Inutile de nous voiler la face, la délinquance, sous ses formes les plus intolérables, est devenue la forte tentation d’une bonne part de la jeunesse. Elle cible aussi bien les privilégiés et les nantis que les déshérités vulnérables. En somme, tous les adultes, sans discrimination positive ou négative. Ceux-ci ripostent par l’indignation, le découragement ou la punition. Le plus grave, c’est que nous n’assistons pas à un conflit de générations, où chacune chercherait à imposer à l’autre ses valeurs, mais à une rupture entre les générations, où les adultes s’engoncent dans leur morale étriquée, tandis que les jeunes, désorientés, faute de repères intériorisés, s’abandonnent à la violence pour affirmer leur existence.
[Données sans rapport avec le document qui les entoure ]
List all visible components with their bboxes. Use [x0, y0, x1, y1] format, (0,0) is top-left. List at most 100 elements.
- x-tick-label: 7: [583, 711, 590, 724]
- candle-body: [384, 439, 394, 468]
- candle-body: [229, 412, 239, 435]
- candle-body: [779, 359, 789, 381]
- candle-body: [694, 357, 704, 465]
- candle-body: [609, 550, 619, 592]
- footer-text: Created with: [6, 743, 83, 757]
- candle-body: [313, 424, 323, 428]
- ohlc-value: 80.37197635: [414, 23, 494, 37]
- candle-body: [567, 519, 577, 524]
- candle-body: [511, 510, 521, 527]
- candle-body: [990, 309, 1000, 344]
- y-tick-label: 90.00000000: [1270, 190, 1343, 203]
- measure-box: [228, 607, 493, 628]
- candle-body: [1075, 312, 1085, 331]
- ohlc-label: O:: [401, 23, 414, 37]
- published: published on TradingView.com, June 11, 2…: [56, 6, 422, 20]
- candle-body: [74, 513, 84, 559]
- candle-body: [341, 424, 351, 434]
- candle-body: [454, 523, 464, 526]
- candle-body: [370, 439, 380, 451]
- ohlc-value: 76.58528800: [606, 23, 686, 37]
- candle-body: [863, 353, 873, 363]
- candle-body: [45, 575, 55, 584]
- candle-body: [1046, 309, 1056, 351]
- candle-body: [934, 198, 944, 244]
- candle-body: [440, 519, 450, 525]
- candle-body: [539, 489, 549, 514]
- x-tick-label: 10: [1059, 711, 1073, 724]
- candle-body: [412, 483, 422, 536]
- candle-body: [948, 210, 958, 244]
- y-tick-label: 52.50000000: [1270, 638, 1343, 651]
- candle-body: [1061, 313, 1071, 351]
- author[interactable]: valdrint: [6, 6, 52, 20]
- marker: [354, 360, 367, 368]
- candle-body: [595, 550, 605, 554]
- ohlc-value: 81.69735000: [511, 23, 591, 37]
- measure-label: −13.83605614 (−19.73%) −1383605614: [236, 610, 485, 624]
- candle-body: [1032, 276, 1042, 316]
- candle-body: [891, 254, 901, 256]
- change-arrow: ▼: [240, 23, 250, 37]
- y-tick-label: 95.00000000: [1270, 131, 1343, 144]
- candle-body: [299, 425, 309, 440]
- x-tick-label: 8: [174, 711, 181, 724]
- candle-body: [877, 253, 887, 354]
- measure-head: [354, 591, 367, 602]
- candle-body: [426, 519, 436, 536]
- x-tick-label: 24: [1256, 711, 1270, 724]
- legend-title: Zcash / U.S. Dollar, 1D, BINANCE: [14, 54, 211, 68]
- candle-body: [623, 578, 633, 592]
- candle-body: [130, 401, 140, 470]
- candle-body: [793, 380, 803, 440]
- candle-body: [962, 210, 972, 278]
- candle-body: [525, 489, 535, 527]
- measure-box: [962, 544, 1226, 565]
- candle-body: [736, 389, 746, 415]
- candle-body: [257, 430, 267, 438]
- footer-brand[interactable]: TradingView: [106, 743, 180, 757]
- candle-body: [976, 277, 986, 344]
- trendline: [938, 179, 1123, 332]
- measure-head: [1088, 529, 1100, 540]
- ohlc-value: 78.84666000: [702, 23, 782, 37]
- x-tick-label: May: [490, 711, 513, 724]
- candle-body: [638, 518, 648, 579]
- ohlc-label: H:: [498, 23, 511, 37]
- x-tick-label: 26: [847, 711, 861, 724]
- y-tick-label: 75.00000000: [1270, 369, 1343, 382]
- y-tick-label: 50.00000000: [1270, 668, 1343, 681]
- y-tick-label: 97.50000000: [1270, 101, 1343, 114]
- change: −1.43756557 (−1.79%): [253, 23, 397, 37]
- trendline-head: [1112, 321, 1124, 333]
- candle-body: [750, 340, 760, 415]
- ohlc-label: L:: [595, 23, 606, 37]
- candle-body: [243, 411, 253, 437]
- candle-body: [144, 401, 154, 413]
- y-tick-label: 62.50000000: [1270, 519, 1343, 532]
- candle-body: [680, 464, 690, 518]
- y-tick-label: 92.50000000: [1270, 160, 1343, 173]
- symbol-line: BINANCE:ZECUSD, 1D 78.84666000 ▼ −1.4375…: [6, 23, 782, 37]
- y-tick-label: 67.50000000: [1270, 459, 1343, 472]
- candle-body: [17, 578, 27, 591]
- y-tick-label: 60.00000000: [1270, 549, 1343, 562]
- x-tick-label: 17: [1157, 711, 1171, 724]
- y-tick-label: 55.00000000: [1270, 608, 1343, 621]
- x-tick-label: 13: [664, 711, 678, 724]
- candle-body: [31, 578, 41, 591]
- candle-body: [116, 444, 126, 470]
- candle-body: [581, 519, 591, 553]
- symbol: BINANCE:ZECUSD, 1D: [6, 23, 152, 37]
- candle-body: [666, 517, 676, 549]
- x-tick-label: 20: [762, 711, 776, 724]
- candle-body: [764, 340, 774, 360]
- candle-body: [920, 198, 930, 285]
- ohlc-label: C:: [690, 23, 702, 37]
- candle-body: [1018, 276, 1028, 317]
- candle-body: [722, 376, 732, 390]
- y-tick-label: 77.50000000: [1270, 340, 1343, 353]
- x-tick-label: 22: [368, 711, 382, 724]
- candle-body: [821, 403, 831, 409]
On n’en serait pas à cette extrémité si les parents ne tendaient pas à se dérober à leur devoir premier, qui est éducatif. On aurait évité ces dérives juvéniles et coupables si notre enseignement, devenu excessivement utilitaire, n’avait pas cessé de se préoccuper d’éveiller à la conscience morale, d’imposer les règles de la vie commune. A cause de cela, le problème de la relation entre les générations forme un trou noir dans notre société. Toutes les passerelles doivent être réinventées pour reprendre le dialogue avec les jeunes. Inventer de l’adulte là où il n’existe plus. En finir avec nos complaisances, nos lâchetés démagogiques, notre peur de notre jeunesse. Car je crains que nous n’ayons construit plus de places de prison pour les jeunes de nos villes que de lieux d’apprentissage de la vie adulte.